You can make a Honda Civic go 160 mph. For about 20 minutes.
You can make any high performance car go 160 Mph, driven in anger, for maybe 20 hours.
You can make any high performance car go 80 mph for about 2000 hours.
That works out to about 160,000 miles of respectable high performance driving.
You can buy a Ford Mustang. And at 70–80,000 miles the transmission will fall out. And if you drive said Ford at the same speeds you would drive a high performance car, it will not get anywhere near 70k worth of enjoyable miles. I’ve seen Mustangs “pushed hard” die at 30k miles.
Why does a 6 cylinder early Jag E Type cost allot more than a later 12 cylinder version? Because the 12 Cylinder version is four times more expensive to maintain.
Why do 70’s to 80’s Alfa Romeos cost twice as much as a !@#king magnificent Porsche 944? Because the Porsche will cost you 10X to maintain. A rebuilt transmission on a 944S will cost more than the car. Been there, done that.
If you like a hit and run Mustang, you can swap out an engine with a new one for under 6 grand. Swap and enjoy! For the gear heads that’s 90% of the fun.
But I fail to see the point of spending 30k in performance parts to get a 30k car perform like a 60k car. 60k puts you in BMW M3 territory. Get real.
4 cylinder high performance engines make high horsepower (and low torque) at high RPM’s. Nothing wrong with that, except that you will wear out in short order clutches, alternators, water pumps and starters. A lower rev’ing 8 cylinder engine will not.
Whether its your CPU or your engine, heat destroys all.
Substituting horsepower for torque, will cost money. So if you replace a normally aspirated six cylinder piece of kit, with a high rev’ing four cylinder engine with a heat producing turbo on top, you will compound your maintenance costs.
Do the math.
You cannot drive any high performance car anywhere near fast enough on the street to do any damage to the car.
If you do want to drive the car in anger, go to the racetrack. Get a Porsche 911 or go to Ferrari Corse Clienti, and get factory support. ()
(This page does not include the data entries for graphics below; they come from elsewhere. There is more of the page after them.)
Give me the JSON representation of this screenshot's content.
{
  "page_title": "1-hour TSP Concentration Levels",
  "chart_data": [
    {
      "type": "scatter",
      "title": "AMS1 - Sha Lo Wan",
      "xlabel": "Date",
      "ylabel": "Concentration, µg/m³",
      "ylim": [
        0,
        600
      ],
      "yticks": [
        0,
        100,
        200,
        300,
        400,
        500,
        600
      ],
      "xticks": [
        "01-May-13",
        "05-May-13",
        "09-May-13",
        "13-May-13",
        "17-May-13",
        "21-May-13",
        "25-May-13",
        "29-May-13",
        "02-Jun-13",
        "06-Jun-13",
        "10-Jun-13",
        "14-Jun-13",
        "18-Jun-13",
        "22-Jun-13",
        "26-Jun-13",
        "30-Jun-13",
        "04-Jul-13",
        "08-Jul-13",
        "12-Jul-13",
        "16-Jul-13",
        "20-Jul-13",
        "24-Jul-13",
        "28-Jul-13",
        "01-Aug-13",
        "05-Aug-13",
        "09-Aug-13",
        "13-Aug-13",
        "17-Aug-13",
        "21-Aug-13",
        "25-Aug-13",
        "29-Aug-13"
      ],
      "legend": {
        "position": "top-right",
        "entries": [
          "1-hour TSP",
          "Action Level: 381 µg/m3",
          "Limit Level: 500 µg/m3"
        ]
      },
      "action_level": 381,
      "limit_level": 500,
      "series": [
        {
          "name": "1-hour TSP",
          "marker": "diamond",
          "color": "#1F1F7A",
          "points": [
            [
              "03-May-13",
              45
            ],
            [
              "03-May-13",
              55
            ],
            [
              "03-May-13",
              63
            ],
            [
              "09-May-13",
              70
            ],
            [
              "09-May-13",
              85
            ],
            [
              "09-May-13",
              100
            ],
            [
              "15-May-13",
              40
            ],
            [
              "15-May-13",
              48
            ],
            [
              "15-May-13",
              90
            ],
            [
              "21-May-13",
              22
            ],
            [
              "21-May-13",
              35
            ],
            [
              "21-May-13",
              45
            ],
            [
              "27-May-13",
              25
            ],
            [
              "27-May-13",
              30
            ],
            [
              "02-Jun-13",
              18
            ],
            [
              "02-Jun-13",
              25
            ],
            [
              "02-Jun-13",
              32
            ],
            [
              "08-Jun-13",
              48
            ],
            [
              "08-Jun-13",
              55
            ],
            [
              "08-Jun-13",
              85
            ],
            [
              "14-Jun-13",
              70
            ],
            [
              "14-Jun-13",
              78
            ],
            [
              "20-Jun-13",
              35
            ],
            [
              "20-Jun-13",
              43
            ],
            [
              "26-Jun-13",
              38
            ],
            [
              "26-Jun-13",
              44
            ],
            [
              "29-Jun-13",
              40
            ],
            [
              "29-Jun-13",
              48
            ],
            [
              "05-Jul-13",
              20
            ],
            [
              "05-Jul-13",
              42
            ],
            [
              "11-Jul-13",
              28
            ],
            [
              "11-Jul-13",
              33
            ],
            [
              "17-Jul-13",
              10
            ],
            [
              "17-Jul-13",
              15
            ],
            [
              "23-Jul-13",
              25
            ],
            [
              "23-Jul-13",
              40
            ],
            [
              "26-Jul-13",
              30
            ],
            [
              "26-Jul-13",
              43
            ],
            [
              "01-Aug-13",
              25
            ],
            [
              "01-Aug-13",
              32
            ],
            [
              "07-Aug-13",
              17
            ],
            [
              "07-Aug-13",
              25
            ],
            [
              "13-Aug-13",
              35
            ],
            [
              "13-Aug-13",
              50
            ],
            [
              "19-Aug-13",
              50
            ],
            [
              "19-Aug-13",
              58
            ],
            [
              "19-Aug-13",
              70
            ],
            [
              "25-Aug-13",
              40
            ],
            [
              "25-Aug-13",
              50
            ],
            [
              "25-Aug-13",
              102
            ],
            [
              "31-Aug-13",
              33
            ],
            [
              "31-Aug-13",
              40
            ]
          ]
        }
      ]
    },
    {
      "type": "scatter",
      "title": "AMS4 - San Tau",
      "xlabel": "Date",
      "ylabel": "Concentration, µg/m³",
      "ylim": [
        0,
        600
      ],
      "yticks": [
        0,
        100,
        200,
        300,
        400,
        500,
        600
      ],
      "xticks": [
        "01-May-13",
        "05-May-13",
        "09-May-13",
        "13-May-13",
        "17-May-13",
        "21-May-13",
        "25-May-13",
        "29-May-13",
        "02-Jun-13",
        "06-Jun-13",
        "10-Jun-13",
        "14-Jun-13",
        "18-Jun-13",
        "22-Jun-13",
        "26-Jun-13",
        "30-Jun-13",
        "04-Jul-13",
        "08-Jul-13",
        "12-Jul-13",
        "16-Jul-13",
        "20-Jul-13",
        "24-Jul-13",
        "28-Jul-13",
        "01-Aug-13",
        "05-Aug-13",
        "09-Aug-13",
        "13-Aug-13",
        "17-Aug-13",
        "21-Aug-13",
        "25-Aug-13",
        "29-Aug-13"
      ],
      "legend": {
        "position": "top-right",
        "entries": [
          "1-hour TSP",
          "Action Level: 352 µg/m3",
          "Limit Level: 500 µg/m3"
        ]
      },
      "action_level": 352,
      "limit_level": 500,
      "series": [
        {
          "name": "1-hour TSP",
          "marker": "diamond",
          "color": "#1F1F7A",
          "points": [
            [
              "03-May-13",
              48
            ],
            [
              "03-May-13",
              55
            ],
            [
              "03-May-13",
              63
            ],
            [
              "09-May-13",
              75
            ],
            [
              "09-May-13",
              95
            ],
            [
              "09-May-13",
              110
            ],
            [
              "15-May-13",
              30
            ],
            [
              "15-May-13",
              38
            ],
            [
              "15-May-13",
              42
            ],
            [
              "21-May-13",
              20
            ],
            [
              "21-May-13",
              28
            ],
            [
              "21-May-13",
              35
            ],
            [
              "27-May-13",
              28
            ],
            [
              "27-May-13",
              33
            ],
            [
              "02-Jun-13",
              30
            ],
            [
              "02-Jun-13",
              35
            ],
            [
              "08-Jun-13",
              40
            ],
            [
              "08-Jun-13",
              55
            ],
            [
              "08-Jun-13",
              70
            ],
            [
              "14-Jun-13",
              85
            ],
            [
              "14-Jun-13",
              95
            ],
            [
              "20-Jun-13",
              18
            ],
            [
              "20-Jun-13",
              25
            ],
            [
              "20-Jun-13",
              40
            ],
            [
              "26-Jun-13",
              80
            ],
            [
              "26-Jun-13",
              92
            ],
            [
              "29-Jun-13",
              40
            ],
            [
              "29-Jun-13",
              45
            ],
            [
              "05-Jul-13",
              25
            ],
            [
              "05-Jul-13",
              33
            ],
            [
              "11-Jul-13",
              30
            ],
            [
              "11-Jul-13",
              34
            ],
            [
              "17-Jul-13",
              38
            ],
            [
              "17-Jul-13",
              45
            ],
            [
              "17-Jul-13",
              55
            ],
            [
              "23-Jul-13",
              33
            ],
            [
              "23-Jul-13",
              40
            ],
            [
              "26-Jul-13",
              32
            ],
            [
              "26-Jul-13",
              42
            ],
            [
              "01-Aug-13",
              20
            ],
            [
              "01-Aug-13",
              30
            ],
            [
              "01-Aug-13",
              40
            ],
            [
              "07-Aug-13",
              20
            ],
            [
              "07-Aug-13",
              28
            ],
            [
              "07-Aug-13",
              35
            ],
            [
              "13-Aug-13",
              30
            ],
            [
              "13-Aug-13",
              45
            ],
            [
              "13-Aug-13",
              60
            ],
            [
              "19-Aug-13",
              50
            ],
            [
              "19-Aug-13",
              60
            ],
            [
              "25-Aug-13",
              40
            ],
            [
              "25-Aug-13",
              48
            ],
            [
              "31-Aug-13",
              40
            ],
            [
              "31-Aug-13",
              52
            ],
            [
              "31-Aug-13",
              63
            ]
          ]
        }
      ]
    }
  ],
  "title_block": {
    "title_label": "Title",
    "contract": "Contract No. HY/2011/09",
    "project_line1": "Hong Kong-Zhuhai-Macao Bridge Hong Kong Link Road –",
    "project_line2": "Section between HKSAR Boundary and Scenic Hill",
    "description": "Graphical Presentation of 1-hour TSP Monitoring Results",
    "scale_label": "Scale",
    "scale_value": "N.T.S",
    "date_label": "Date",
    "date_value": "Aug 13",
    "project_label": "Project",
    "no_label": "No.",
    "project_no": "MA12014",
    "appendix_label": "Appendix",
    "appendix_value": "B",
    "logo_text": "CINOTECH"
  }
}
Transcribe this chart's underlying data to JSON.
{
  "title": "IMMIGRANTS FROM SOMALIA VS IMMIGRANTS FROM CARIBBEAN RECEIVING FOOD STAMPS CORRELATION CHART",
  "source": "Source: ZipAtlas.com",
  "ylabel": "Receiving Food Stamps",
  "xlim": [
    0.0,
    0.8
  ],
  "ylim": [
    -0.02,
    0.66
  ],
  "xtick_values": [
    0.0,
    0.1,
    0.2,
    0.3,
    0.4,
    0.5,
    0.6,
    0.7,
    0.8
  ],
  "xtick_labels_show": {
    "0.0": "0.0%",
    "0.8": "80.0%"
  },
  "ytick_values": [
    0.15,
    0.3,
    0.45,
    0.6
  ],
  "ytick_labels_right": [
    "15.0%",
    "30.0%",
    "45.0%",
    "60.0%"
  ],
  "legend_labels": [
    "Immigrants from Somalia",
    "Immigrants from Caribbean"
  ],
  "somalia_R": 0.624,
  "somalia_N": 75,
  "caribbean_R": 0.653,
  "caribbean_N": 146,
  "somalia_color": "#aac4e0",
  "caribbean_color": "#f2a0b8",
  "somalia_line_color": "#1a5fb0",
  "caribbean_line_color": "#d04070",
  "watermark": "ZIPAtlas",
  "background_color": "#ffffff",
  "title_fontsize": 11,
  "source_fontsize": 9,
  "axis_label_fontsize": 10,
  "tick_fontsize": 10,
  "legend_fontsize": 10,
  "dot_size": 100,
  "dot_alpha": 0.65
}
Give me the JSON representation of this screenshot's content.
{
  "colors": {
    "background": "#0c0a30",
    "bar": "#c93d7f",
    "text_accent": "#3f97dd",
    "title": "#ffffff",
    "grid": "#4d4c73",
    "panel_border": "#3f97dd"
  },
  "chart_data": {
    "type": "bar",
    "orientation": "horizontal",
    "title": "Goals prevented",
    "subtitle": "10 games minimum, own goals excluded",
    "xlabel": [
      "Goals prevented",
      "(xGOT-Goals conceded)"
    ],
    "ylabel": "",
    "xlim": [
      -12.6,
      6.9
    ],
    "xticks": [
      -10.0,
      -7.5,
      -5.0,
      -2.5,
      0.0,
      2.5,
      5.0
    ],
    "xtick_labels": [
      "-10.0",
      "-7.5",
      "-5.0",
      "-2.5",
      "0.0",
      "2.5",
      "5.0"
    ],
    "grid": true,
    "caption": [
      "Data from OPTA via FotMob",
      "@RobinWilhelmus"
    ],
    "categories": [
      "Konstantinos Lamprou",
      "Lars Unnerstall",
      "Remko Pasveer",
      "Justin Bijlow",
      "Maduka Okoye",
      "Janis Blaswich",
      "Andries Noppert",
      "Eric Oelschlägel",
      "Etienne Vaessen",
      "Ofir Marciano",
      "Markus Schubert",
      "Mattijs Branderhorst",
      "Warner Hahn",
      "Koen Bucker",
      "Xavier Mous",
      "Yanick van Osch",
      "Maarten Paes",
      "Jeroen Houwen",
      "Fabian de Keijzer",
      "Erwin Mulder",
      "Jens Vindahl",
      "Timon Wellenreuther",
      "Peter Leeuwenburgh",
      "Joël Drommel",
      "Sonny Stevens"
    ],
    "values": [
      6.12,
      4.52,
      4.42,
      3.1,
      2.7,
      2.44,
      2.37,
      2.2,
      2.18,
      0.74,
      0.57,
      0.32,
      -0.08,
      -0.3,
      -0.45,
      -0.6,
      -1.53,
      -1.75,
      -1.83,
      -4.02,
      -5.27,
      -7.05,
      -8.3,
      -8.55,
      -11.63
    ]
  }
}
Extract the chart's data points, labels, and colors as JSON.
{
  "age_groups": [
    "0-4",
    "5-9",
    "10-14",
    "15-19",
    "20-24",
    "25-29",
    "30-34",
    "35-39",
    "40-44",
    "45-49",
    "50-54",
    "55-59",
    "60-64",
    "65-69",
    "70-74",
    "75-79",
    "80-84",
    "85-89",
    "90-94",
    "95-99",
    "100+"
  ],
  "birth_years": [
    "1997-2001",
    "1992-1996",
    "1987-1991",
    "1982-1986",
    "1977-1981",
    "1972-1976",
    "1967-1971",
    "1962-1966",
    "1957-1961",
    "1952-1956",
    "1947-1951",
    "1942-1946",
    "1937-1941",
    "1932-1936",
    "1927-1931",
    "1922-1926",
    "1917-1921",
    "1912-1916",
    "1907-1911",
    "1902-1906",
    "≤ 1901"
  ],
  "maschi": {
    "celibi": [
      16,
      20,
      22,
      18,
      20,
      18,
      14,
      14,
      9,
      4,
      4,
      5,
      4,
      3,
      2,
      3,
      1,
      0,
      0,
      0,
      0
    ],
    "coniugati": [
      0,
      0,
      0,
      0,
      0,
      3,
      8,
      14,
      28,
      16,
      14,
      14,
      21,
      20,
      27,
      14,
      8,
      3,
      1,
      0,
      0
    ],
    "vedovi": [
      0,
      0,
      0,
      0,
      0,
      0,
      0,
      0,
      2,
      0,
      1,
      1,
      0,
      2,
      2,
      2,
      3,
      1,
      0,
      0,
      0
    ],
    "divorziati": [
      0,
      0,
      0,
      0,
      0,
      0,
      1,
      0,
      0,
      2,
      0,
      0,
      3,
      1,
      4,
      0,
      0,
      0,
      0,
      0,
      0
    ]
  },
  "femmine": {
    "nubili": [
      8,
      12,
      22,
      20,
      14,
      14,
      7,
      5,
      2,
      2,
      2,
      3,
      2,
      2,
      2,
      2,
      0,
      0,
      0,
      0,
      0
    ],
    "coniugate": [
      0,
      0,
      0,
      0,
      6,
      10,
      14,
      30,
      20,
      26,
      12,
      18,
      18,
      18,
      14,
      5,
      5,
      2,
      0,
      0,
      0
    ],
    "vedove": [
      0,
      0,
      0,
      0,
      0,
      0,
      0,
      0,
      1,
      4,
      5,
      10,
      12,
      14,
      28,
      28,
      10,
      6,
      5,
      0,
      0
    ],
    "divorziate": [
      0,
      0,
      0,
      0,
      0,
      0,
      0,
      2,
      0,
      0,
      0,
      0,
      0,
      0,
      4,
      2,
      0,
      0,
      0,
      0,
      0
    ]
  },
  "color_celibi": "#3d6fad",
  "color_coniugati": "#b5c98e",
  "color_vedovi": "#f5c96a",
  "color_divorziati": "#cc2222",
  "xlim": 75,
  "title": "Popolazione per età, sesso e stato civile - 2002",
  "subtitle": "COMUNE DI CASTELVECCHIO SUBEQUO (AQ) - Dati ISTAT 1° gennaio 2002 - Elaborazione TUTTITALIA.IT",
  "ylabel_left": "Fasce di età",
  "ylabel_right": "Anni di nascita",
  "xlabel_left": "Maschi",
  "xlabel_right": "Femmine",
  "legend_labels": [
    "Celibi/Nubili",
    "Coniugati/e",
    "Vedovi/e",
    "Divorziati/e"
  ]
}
For the wealthy the Ferrari FXX will do the trick. For the rich the F-488 will get you 95% of the fun of the XX program.
Plenty of competition!
Little or no competition!
One last refinement: since 1971 (at last in the USA) it has been illegal to tune an engine.
You can tune a Weber or a Solex or a an old skool Holley carb, but you cannot tune a fuel injection system, mechanical or electronic.
Yes, you can drill out your Bosch air flow meter and get to the adjustment screw. But you are not passing inspection. You can reprogram the electronic control unit (ECU) but you will void your warranty.
Tuning is done via software. Its a self adjusting system. More air, more fuel at the injectors. Too much fuel at the injectors, the oxygen sensor will indicate increased resistance (unburnt fuel) and the ECU will cut the power to the injectors. Not enough fuel pressure in the rail, the ECU will spin up the fuel injection pump until the pressure regulator pops open. Etc.
Its a closed loop system.
You cannot tune a Bosch or Magneti Marelli electronic fuel injection system. Or any other. The fuel injection system cannot go out of tune.
You cannot increase valve lift or timing without changing the cams. You cannot get more air through those intake valves without changing the intake manifold. And you cannot get more exhaust out of the manifold without putting new exhaust manifolds upstream of your new exhaust pipe.
What can happen is you wear out your piston rings, and having lost compression, you loose power incrementally with the wear. Until your spark plugs are fouled in engine oil crud, burnt and unburnt, and the engine fails to fire.
Which happens allot quicker with hot running turbo engines, especially when spun at higher RPM’s…
Regardless, a perfect tune is a perfectly designed geometrically congruent closed loop system.